For years, public health advocates have recommended an increase in the cigarette tax. A hike of $2 would produce $360 million in annual revenue for the state until it started to do its real work. That real work involves discouraging Hoosiers from smoking.

This would reduce health-care costs dramatically.

This should be a no-brainer – a plan that brings money in on the front end saves it on the back end and make people healthier in between.

But this bill, too, languishes, waiting for a hearing that won’t come.

The same goes for proposals regarding hate-crimes legislation, redistricting reform and any number of other basic and often popular measures.

The common denominator is they die without getting a committee hearing or vote.

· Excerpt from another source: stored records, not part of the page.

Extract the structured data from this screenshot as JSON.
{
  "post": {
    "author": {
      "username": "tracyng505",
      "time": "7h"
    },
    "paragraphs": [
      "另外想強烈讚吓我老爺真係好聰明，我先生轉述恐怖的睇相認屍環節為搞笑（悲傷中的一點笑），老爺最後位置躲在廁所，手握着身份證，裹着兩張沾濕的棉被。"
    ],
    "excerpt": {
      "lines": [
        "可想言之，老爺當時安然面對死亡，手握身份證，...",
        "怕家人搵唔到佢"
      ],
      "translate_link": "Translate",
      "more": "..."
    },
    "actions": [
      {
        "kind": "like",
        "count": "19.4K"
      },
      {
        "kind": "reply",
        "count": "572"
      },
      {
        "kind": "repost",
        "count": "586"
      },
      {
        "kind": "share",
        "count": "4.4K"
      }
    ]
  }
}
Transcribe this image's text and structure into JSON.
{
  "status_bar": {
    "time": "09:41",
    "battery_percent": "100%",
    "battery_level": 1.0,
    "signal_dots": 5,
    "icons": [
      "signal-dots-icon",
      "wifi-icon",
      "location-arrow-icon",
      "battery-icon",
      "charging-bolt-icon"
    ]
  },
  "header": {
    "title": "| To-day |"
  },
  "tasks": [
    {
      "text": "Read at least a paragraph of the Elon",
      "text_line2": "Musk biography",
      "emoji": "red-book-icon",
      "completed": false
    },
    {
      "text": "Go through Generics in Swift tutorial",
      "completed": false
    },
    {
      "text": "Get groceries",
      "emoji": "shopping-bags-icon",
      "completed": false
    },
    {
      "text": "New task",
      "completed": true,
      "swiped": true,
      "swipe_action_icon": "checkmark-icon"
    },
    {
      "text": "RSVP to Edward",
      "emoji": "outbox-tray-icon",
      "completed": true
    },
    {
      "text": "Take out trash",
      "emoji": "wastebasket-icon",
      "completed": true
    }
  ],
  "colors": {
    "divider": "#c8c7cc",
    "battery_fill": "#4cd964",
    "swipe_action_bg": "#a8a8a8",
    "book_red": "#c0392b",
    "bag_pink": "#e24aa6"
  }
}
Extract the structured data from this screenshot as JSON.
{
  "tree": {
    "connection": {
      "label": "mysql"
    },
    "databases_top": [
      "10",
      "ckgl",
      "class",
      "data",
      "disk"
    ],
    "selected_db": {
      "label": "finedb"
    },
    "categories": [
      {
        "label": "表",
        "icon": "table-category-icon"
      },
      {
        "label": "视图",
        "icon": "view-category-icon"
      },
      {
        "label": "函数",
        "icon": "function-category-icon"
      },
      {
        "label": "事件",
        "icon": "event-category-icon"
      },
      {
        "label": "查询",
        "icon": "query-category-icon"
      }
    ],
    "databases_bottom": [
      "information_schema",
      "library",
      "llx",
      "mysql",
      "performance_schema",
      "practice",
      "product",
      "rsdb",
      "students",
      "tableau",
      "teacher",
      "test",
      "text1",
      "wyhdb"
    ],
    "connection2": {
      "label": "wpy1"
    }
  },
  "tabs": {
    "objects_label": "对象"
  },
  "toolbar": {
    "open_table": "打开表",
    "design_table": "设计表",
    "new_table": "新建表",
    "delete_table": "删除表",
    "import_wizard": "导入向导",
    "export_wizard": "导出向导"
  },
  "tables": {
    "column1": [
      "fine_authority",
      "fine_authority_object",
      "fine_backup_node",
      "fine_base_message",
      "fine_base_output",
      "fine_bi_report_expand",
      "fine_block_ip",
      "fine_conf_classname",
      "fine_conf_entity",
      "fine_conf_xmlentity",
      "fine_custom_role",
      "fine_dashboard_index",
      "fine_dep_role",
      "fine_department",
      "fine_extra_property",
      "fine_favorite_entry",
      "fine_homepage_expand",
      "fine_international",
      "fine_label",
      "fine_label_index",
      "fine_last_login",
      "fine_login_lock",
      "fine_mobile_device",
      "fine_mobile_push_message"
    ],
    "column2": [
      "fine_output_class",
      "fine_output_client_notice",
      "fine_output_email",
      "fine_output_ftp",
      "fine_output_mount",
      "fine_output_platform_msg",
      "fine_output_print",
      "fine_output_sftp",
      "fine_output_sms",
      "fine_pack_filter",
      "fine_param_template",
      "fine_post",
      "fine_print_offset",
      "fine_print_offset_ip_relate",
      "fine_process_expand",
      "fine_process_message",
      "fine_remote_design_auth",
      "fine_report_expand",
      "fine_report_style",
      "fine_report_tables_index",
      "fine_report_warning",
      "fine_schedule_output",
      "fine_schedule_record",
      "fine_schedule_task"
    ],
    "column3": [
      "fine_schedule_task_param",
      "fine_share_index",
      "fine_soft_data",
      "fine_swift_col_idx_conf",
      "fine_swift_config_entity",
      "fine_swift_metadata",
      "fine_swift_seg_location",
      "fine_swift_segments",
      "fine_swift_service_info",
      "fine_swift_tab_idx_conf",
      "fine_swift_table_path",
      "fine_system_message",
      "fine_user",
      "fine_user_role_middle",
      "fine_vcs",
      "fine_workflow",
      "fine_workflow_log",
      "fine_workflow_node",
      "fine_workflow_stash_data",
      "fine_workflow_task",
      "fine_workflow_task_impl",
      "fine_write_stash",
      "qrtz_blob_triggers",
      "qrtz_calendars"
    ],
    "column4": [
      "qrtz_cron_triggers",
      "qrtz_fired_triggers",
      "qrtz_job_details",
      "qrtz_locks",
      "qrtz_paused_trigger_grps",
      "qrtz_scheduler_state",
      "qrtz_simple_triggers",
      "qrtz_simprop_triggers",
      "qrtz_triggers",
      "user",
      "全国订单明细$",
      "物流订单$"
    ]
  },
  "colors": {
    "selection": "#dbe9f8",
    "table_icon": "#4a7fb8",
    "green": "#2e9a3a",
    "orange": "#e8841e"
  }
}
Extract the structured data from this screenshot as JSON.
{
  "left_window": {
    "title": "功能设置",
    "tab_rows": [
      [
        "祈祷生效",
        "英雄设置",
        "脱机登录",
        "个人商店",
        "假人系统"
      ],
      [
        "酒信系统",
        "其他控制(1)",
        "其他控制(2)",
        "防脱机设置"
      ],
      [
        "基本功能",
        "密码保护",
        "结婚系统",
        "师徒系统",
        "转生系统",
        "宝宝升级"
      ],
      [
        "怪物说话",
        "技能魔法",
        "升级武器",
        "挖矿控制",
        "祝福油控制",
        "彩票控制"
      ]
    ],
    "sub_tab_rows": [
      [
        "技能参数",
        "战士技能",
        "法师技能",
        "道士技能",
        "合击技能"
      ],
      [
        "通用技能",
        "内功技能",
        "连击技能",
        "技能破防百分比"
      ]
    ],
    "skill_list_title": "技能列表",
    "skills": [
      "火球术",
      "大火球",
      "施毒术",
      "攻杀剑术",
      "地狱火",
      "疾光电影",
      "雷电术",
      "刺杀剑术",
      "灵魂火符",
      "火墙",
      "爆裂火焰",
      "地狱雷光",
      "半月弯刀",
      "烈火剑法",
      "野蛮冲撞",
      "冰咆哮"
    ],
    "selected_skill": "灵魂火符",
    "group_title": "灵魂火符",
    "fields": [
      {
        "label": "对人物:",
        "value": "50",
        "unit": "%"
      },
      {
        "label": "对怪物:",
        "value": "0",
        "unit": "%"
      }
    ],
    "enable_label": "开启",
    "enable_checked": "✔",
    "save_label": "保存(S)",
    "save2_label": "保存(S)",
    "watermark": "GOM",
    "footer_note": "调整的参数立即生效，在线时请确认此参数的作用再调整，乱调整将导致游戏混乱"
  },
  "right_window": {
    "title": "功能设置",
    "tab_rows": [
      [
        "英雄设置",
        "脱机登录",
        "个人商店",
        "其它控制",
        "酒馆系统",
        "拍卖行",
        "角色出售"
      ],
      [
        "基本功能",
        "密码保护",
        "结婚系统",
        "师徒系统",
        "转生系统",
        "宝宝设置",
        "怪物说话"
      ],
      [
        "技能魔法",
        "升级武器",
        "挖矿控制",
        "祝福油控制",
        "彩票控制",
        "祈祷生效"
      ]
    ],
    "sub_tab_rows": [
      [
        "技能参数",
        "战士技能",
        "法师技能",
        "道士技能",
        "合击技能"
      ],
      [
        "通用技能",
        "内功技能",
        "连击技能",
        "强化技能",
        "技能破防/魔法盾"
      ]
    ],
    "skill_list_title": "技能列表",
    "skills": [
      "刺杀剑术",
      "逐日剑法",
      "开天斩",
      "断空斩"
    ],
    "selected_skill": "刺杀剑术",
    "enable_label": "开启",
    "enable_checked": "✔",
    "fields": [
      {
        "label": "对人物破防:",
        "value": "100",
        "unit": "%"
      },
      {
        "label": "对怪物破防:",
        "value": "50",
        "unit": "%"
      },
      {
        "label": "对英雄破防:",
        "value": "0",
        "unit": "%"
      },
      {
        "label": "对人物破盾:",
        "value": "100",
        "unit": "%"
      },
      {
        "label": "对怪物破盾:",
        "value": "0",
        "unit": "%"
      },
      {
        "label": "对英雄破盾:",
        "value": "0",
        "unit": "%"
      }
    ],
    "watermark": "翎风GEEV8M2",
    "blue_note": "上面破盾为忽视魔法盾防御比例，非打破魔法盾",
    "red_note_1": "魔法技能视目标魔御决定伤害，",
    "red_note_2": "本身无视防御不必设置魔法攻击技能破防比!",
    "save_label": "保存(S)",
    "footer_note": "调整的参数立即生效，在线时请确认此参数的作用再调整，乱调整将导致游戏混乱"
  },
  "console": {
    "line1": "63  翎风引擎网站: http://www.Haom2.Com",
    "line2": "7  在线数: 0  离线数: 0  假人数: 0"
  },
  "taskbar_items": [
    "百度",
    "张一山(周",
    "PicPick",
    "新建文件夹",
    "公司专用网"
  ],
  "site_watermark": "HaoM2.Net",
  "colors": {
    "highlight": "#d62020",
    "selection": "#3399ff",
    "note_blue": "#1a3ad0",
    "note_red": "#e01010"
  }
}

A committee chairperson or other powerful legislator – one generally from a gerrymandered district – bottles up the bill and avoids the inconvenience of having legislators vote on a measure people favor but an entrenched special interest doesn’t.

Confusing, isn’t it?

Ziegner’s suggestion offered in jest, though, would clear up a lot of that confusion.

If we made legislators who carry water for the gun lobby wear NRA shirts around the Statehouse or the lawmakers who want to make it easy for cigarette manufacturers to market smokes to kids sport Big Tobacco jerseys, we could eliminate a lot of the mystery.

It would make the action easier to follow.

FOOTNOTE: John Krull is director of Franklin College’s Pulliam School of Journalism, host of “No Limits” WFYI 90.1 Indianapolis and publisher of TheStatehouseFile.com, a news website powered by Franklin College journalism students.